Properties (a) and (b) epitomize how <u>not</u> to go about designing or operating multi-processors by the numbers. Though perhaps *daunted*, we should not be *surprised* at the moribund confusion arising from a model which suppresses the dominance of first-order effects. A 300,000-plus variable linear program on just 36 nodes underscores how according equal import to a maximum number of conceivable variables is not only unscalable, but intractable when the count of nodes is – by grid computing standards – modest. Engenium Technologies never did present a solution (even if suboptimal) to the nominal  $10 \times 10$  Transmission Hypercube Barebones challenge ([34] p. 8). By contrast, and as Figure 4 details, The Right Stuff of Tahoe's FAT-tree approach outstripped all other Transmission Hypercube companies by 231%.



Figure 10: Concepts and trends, feasible regions of multi-processor design and operation, sliced along each of three dimensions.



Figure 11: *Cross strapping*, also known as *local sparing*, revisited. a) Switching and routing reflecting chip-level layout, in somewhat finer detail than that depicted by Figure 8. b) Four-variate feasible region of worst-case tolerance (*cf.* Figure 7b) to faulty nodes, broken wires, and switches stuck open and closed. In contrast with the probabilistic cases depicted in Figure 12, the worst case constraints (*i.e.*, configurability = 1, *cf.* Figure 7a) are *linear*, no matter what subset of four fault types we consider. Original results detailed in [29]. See Table 2 of [34] for precise meaning of order-of-magnitude Θ-notation.

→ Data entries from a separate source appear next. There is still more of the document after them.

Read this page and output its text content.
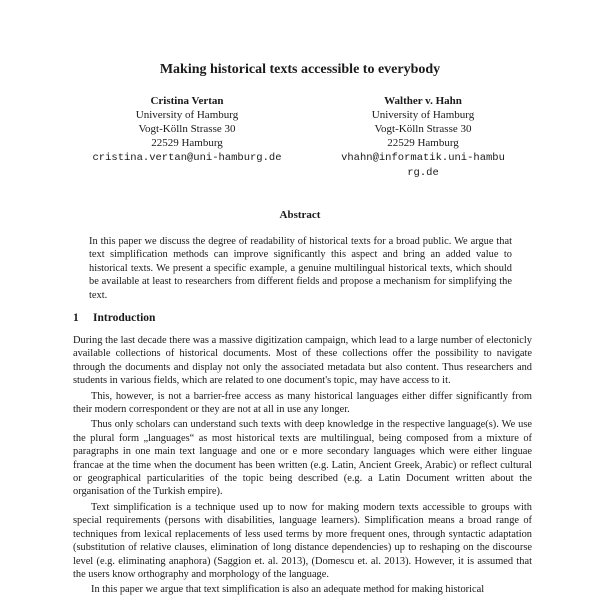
Making historical texts accessible to everybody
Cristina Vertan
University of Hamburg
Vogt-Kölln Strasse 30
22529 Hamburg
cristina.vertan@uni-hamburg.de
Walther v. Hahn
University of Hamburg
Vogt-Kölln Strasse 30
22529 Hamburg
vhahn@informatik.uni-hamburg.de
Abstract
In this paper we discuss the degree of readability of historical texts for a broad public. We argue that text simplification methods can improve significantly this aspect and bring an added value to historical texts. We present a specific example, a genuine multilingual historical texts, which should be available at least to researchers from different fields and propose a mechanism for simplifying the text.
1 Introduction

During the last decade there was a massive digitization campaign, which lead to a large number of electonicly available collections of historical documents. Most of these collections offer the possibility to navigate through the documents and display not only the associated metadata but also content. Thus researchers and students in various fields, which are related to one document's topic, may have access to it.

This, however, is not a barrier-free access as many historical languages either differ significantly from their modern correspondent or they are not at all in use any longer.

Thus only scholars can understand such texts with deep knowledge in the respective language(s). We use the plural form „languages“ as most historical texts are multilingual, being composed from a mixture of paragraphs in one main text language and one or e more secondary languages which were either linguae francae at the time when the document has been written (e.g. Latin, Ancient Greek, Arabic) or reflect cultural or geographical particularities of the topic being described (e.g. a Latin Document written about the organisation of the Turkish empire).

Text simplification is a technique used up to now for making modern texts accessible to groups with special requirements (persons with disabilities, language learners). Simplification means a broad range of techniques from lexical replacements of less used terms by more frequent ones, through syntactic adaptation (substitution of relative clauses, elimination of long distance dependencies) up to reshaping on the discourse level (e.g. eliminating anaphora) (Saggion et. al. 2013), (Domescu et. al. 2013). However, it is assumed that the users know orthography and morphology of the language.

In this paper we argue that text simplification is also an adequate method for making historical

Evocative of the 120-man-hours to solve Stigler's Diet Problem, property (a) on page 9 draws attention to the *computational cost* of LP problems with a large number of variables. Dantzig's simplex algorithm, along with other techniques which have been advocated, may execute in time *exponential* in the number of variables. As Figure 2 depicts, the feasible region occupies a volume whose geometric count of dimensions equals the number of variables; such exponential running time is therefore known as *the curse of dimensionality*. This poses difficulties even when we invoke the power of LP software and high-speed computers.

Computer scientists consider an algorithm executing on a single processor to be efficient if it completes in time that is polynomial in the size of its input [9]. The simplex algorithm does *not* meet this theoretical standard, even though practical problems against which it is pitted are frequently sufficiently well-behaved to engender acceptable runtime. It was for some time not known whether there *could* be a polynomial time algorithm to solve LP; this was settled in the affirmative when, in 1984 ([47] p. 289) N. Karmarker introduced his elliptical algorithm. Alas, the elliptical algorithm has yet to attain widespread adoption. The simplex algorithm remains the pervasive LP method of choice for optimizing software, and is even built into Microsoft Excel [39].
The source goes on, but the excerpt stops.